Abstract
Purpose :
Non-arteritic ischemic optic neuropathy (AION) is the most common acute optic neuropathy in those older than 50 and is associated with post-ischemic inflammation and oligodendrocyte dysfunction and degeneration. Diabetes mellitus (DM) is one of the most common vascular risk factors and leads to vascular changes, inflammation, and neuron loss. We studied the contribution of elevated glucose in experimental AION and assessed retinal and inflammatory changes.
Methods :
We induced photochemical thrombosis model of AION in STZ-induced chronically diabetic C57BL/6 mice (N = 43) and performed optical coherence tomography (OCT), fluorescence angiography (FA), and immunohistochemical and morphometric analyses of anti-Iba-1 antibody stain (activated microglia). Statistical analysis was performed using SPSS.
Results :
We measured post-ischemic swelling one-day after AION using OCT and found there was significant swelling of the ganglion cell complex (GCC: RNFL+GCL+IPL) and increased total retinal thickness (P < 0.01) in animals with or without DM, which was associated with increased Iba-1+ staining at the optic nerve head and microglial activation. There was more subretinal fluid accumulation in the DM-AION eyes compared with non-DM AION eyes (DM vs. non-DM: 38.5% vs. 12.5%, P = 0.081). There was no correlation between serum glucose level and the severity of swelling.

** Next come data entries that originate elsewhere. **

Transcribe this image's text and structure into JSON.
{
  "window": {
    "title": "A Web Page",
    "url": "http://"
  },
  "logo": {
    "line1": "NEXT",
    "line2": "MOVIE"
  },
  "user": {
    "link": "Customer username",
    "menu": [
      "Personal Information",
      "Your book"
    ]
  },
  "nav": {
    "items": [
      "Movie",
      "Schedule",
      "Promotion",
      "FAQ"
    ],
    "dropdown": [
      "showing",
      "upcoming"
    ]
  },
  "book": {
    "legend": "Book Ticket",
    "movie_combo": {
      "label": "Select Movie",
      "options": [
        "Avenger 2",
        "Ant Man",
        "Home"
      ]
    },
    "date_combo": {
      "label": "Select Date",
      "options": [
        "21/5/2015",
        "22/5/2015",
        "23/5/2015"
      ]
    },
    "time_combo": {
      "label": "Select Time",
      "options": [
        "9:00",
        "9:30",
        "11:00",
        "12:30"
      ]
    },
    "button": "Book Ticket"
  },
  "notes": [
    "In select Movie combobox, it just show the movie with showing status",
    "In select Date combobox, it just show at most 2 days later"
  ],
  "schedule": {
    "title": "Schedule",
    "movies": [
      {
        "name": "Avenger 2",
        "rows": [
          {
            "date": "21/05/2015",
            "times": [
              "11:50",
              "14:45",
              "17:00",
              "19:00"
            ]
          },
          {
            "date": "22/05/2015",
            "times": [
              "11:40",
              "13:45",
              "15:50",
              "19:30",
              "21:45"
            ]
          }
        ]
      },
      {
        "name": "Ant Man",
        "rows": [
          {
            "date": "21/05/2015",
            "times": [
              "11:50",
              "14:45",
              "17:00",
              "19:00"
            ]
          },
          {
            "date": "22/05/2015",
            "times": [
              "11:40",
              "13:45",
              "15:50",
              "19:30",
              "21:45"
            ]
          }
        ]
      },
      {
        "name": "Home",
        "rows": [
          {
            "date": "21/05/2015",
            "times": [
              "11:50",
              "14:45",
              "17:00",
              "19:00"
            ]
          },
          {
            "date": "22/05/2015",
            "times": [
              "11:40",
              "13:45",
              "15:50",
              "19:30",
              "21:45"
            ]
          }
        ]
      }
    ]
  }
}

There was greater GCC thinning in DM mice at week-1 (DM: 79.2 ± 1.2 µm, non-DM: 97.6 ± 11.2 µm, P = 0.096) and at week-4 (DM: 66.6 ± 2.9 µm, non-DM: 74.7 ± 3.5 µm, P = 0.2) as well as greater decrease in total retina thickness 4 weeks after ischemia (DM: -16.0 ± 5.4 µm, non-DM: -3.0 ± 3.6 µm, P = 0.088).
Conclusions :
After AION, there was post-ischemic inflammation and microglial activation in DM and non-DM mice, but diabetes was associated with greater swelling and subretinal fluid one day after ischemia and greater thinning four weeks later. Our findings suggested that diabetes may be a risk factor associated with greater optic neuropathy and loss of retinal ganglion cells after AION.
This is an abstract that was submitted for the 2016 ARVO Annual Meeting, held in Seattle, Wash., May 1-5, 2016.